The concept behind Osteria is pay once, eat twice -- the entire menu that is. Guests are encouraged to sign up for the 198rmb prix fixe menu that consists of every antipasti and pasta on the menu and one main course. You can ask for seconds if you particularly enjoy a dish, but, after the feast we had, I can't imagine for the life of me how anyone could want more. This type of voracious dining is best shared among as many people as possible and Osteria has the space for it, including a private room for up to 26 guests. However, there is a 10% service charge for groups of eight or more.

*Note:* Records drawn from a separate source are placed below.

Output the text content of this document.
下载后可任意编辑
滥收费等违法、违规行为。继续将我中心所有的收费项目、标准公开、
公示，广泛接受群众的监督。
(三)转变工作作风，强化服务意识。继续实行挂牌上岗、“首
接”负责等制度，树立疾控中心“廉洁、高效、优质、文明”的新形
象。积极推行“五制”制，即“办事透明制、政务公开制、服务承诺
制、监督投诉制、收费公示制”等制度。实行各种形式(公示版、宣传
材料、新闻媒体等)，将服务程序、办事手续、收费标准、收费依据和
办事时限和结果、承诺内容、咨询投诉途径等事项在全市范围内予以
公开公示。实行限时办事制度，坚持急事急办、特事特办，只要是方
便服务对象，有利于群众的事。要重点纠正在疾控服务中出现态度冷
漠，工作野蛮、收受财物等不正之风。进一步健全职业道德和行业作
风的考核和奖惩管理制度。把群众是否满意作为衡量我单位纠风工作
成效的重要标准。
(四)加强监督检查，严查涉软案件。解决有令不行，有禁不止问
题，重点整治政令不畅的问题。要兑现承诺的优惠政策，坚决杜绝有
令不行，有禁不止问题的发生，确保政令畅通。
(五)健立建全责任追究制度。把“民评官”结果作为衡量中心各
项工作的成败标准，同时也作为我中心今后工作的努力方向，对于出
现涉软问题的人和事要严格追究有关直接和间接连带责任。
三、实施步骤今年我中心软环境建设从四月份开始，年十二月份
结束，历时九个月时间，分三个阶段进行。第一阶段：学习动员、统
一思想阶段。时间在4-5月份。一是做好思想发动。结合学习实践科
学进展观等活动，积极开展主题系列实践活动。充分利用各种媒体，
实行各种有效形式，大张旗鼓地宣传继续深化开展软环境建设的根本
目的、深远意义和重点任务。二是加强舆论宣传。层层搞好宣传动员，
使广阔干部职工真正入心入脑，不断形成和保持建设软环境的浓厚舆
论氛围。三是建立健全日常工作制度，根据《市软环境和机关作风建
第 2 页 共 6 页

Lucky for me, the prix fixe menu is a reviewer's dream. I was able to try almost everything on the menu. It begins predictably with a platter of Italian cold cuts and pitted olives, moves on to tender scallops and tasty smoked salmon, and then settles at the grand finale of the antipasti menu -- grilled calamari served atop a delicate pea shoot salad with subtle anchovy vinaigrette. Where did this delicious inspiration come from and why had we never heard of a pea shoot salad!? Apparently, it is a favorite of the wife of Nigel Bose, Osteria's chef. Aww, such spousal deference -- these two lady diners were won over.

Unfortunately the pastas were less inspired. The gnocchi with braised rabbit was passable, but the red wine reduction didn't offer enough flavor. I'm also not sure that gnocchi, the heaviest member of the pasta family, is the right choice for a meal with so many preliminary servings. The second pasta in a chili-tomato sauce had a generous serving of seafood but it didn't taste fresh and the presentation was sloppy.

Six dishes later, our main course arrived. We ordered the succulent veal shank on fried polenta and the yellow tail snapper that somehow achieved the perfect balance of crispness and moistness. If I can offer some advice, go easy on the pastas and save room for the mains. They are well-proportioned and worth the wait.

It's difficult to imagine going to Osteria and not ordering the prix fixe menu. To do otherwise would be a false economy. The calamari and pea shoot salad is 78rmb on its own and the mains are 128rmb. Even if you skip the pastas, the fixed menu is a great deal. Add another 98rmb and your server will select three types of wine to accompany each course. (It's called a wine flight and yes, its good value for your kuai.) Wine is available separately as well at a fixed price for several vintages.

With Osteria, Vargas has enhanced his reputation in Shanghai's restaurant business and offered us something different yet again.